An update to an 11 News investigation we first brought you last week. The city and county spent thousands of dollars sending representatives to Washington, D.C., some of the travel was on the taxpayers' tab.
The reason for the trip was to sell Colorado Springs, the whole Southern Colorado region, to the rest of the nation when it comes to economic development, jobs and military spending. City and county leaders told 11 News it was necessary, but it came with a pretty big price tag.
"We look at what's going on in transportation and frustrations that our citizens feel that we're not getting our fair share this is the opportunity for us to be at the table," El Paso County Commissioner Sallie Clark said.
But in this tough economy what did this cost? For county commissioners, 11 News was told the taxpayer tab was about $2,000 or more per person.
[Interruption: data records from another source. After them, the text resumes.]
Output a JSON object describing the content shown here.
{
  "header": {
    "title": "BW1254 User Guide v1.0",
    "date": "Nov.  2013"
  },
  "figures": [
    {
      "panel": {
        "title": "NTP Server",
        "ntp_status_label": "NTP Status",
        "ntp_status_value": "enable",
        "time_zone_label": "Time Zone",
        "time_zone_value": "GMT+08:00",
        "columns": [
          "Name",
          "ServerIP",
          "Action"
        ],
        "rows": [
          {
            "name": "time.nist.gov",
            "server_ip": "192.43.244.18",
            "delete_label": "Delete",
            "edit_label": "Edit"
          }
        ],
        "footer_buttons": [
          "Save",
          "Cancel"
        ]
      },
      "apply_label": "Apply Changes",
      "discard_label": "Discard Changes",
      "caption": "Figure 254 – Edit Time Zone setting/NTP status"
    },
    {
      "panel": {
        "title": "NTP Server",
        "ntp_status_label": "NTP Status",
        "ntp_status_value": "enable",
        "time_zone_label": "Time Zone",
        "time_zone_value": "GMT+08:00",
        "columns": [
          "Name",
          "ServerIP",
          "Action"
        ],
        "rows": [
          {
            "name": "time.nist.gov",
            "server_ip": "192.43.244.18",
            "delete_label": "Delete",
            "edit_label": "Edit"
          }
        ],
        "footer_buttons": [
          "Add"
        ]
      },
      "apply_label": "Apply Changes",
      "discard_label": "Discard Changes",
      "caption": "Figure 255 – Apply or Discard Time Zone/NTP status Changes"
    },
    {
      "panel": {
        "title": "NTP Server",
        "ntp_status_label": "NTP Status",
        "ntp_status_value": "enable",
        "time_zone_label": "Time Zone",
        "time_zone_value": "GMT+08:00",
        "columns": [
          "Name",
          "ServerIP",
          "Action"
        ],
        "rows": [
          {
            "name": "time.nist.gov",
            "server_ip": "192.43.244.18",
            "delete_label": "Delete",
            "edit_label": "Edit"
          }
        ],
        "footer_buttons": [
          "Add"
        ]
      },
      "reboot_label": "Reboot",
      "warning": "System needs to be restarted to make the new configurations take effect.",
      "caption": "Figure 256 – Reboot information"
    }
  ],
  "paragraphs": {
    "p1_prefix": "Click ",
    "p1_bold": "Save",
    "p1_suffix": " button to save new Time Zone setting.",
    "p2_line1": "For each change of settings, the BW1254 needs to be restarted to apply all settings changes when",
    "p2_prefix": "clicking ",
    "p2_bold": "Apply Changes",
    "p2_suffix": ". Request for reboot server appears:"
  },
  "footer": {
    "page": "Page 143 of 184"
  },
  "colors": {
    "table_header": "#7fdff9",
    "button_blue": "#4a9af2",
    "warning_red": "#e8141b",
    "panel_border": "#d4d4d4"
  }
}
That's a total of $14,000 for the seven county representatives.
Clark told 11 News it was a valuable experience that will come back to the taxpayer tenfold.
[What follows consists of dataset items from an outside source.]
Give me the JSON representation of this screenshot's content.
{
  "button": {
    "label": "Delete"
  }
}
"Sometimes it's necessary to fund a trip like that," a Springs resident said.
"I have no qualms about paying for that through my tax money so they're well informed," another agreed.
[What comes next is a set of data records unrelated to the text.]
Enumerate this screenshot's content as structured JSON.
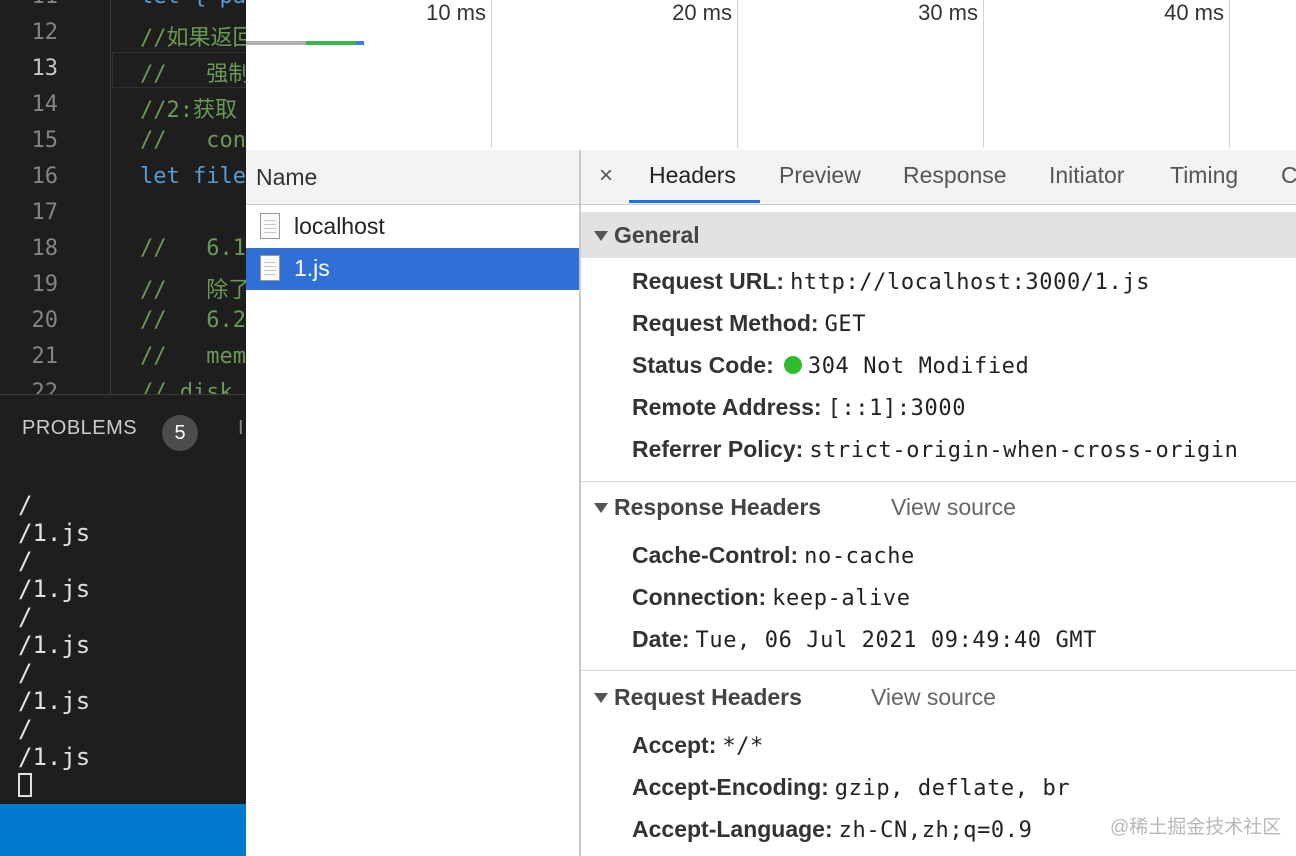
{
  "editor": {
    "line_numbers": [
      "11",
      "12",
      "13",
      "14",
      "15",
      "16",
      "17",
      "18",
      "19",
      "20",
      "21",
      "22"
    ],
    "active_line": "13",
    "lines": [
      {
        "text": "let { pa",
        "cls": "kw"
      },
      {
        "text": "//如果返回",
        "cls": "cm"
      },
      {
        "text": "//   强制",
        "cls": "cm"
      },
      {
        "text": "//2:获取",
        "cls": "cm"
      },
      {
        "text": "//   con",
        "cls": "cm"
      },
      {
        "text": "let file",
        "cls": "kw"
      },
      {
        "text": "",
        "cls": "cm"
      },
      {
        "text": "//   6.1",
        "cls": "cm"
      },
      {
        "text": "//   除了",
        "cls": "cm"
      },
      {
        "text": "//   6.2",
        "cls": "cm"
      },
      {
        "text": "//   mem",
        "cls": "cm"
      },
      {
        "text": "// disk",
        "cls": "cm"
      }
    ]
  },
  "panel": {
    "problems_label": "PROBLEMS",
    "problems_count": "5",
    "terminal_lines": [
      "/",
      "/1.js",
      "/",
      "/1.js",
      "/",
      "/1.js",
      "/",
      "/1.js",
      "/",
      "/1.js"
    ]
  },
  "waterfall": {
    "ticks": [
      "10 ms",
      "20 ms",
      "30 ms",
      "40 ms"
    ]
  },
  "requests": {
    "column_header": "Name",
    "items": [
      "localhost",
      "1.js"
    ],
    "selected_index": 1
  },
  "detail": {
    "close_label": "×",
    "tabs": [
      "Headers",
      "Preview",
      "Response",
      "Initiator",
      "Timing",
      "C"
    ],
    "active_tab": "Headers",
    "general": {
      "title": "General",
      "rows": [
        {
          "key": "Request URL:",
          "value": "http://localhost:3000/1.js"
        },
        {
          "key": "Request Method:",
          "value": "GET"
        },
        {
          "key": "Status Code:",
          "value": "304 Not Modified",
          "status_color": "#2dbd2d"
        },
        {
          "key": "Remote Address:",
          "value": "[::1]:3000"
        },
        {
          "key": "Referrer Policy:",
          "value": "strict-origin-when-cross-origin"
        }
      ]
    },
    "response_headers": {
      "title": "Response Headers",
      "view_source": "View source",
      "rows": [
        {
          "key": "Cache-Control:",
          "value": "no-cache"
        },
        {
          "key": "Connection:",
          "value": "keep-alive"
        },
        {
          "key": "Date:",
          "value": "Tue, 06 Jul 2021 09:49:40 GMT"
        }
      ]
    },
    "request_headers": {
      "title": "Request Headers",
      "view_source": "View source",
      "rows": [
        {
          "key": "Accept:",
          "value": "*/*"
        },
        {
          "key": "Accept-Encoding:",
          "value": "gzip, deflate, br"
        },
        {
          "key": "Accept-Language:",
          "value": "zh-CN,zh;q=0.9"
        }
      ]
    }
  },
  "watermark": "@稀土掘金技术社区",
  "colors": {
    "selection": "#2f6fd6",
    "tab_accent": "#1a73e8",
    "vscode_status": "#007acc"
  }
}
As for the city of Colorado Springs, it cost more than $2,200 to send Councilman Tim Leigh. And about $1,300 for Mayor Bach. That doesn't include the $900 registration fee. We asked the chamber about it and a spokesperson said they’re not sure if they'll charge the mayor that fee or not.
"I just think that we have to be very cautious right now in these economic times, I'm a school teacher and we're just seeing a lot of funding being cut," a Springs resident said.
For those who went to D.C., they said they got a lot of important work done, for all of us. Still, we wondered, couldn't some of those meetings with Colorado's congressional delegation happen when they come to Colorado?
"When you're meeting face to face on their turf it makes a huge difference to the attention that they're paying,” Clark said.
We’ve been asking about all of this for almost a week. Answers have been coming in pretty slowly, but it’s about $18,000 tallied up so far. We've been told that a lot of the travelers haven't turned in all of their expenses yet.
From October 14, 2011
The Colorado Springs Chamber of Commerce organizes a trip every year for local leaders to interact with lawmakers and policy makers. The aim of the trip is to generate ideas to help shape the future of the Pikes Peak region.
It's a business trip--and costs taxpayers big bucks.
11 News has been digging for answers over the last few days, trying to find out just how much of your money is being spent, just how much is really necessary.
11 News received confirmation Thursday that the cost for one city councilman, Tim Leigh, to go on this trip is $2,243. A city spokesperson said that is for flight, hotel and conference fees.
The city spokesperson tells 11 News the information on others on the trip won't be available until after they return.
El Paso County acknowledges that the trip is being paid for with county funds, for five commissioners. Assuming the costs are about the same as what they are for Leigh, that's at least $10,000 for the five commissioners.
While in D.C., these community leaders are meeting with Colorado's congressional delegation, and are also attending meetings with the future leader of Fort Carson.
The agenda, obtained by 11 News, also includes sessions with the U.S. Chamber of Commerce, and with other organizations in the D.C. area. Thursday had time set aside for sight-seeing.
This trip is nothing new; it is the 13th year in a row that the trip has happened. Not all of the 70 who attended used public funds either: many did pay their own way, or at least used money that was not coming from taxpayers.
11 News is concerned with the ones who had their trip funded by taxpayers' money.
In a statement 11 News obtained Thursday from the president of legislative affairs at the Chamber of Commerce, Stephanie Finley, the importance of local government engaging with the federal government was stressed.
"The federal government has a huge impact on every citizen in El Paso County. We have a duty to engage in substantial conversation with our Colorado-elected officials and national decision makers as a collective community, both private and public sector," Finley said in a statement.
Is a trip, in a time when the city is struggling with severe budget problems, necessary for this sort of conversation, or could some of these meetings with federal lawmakers happen in Colorado Springs? 11 News is continuing to seek answers.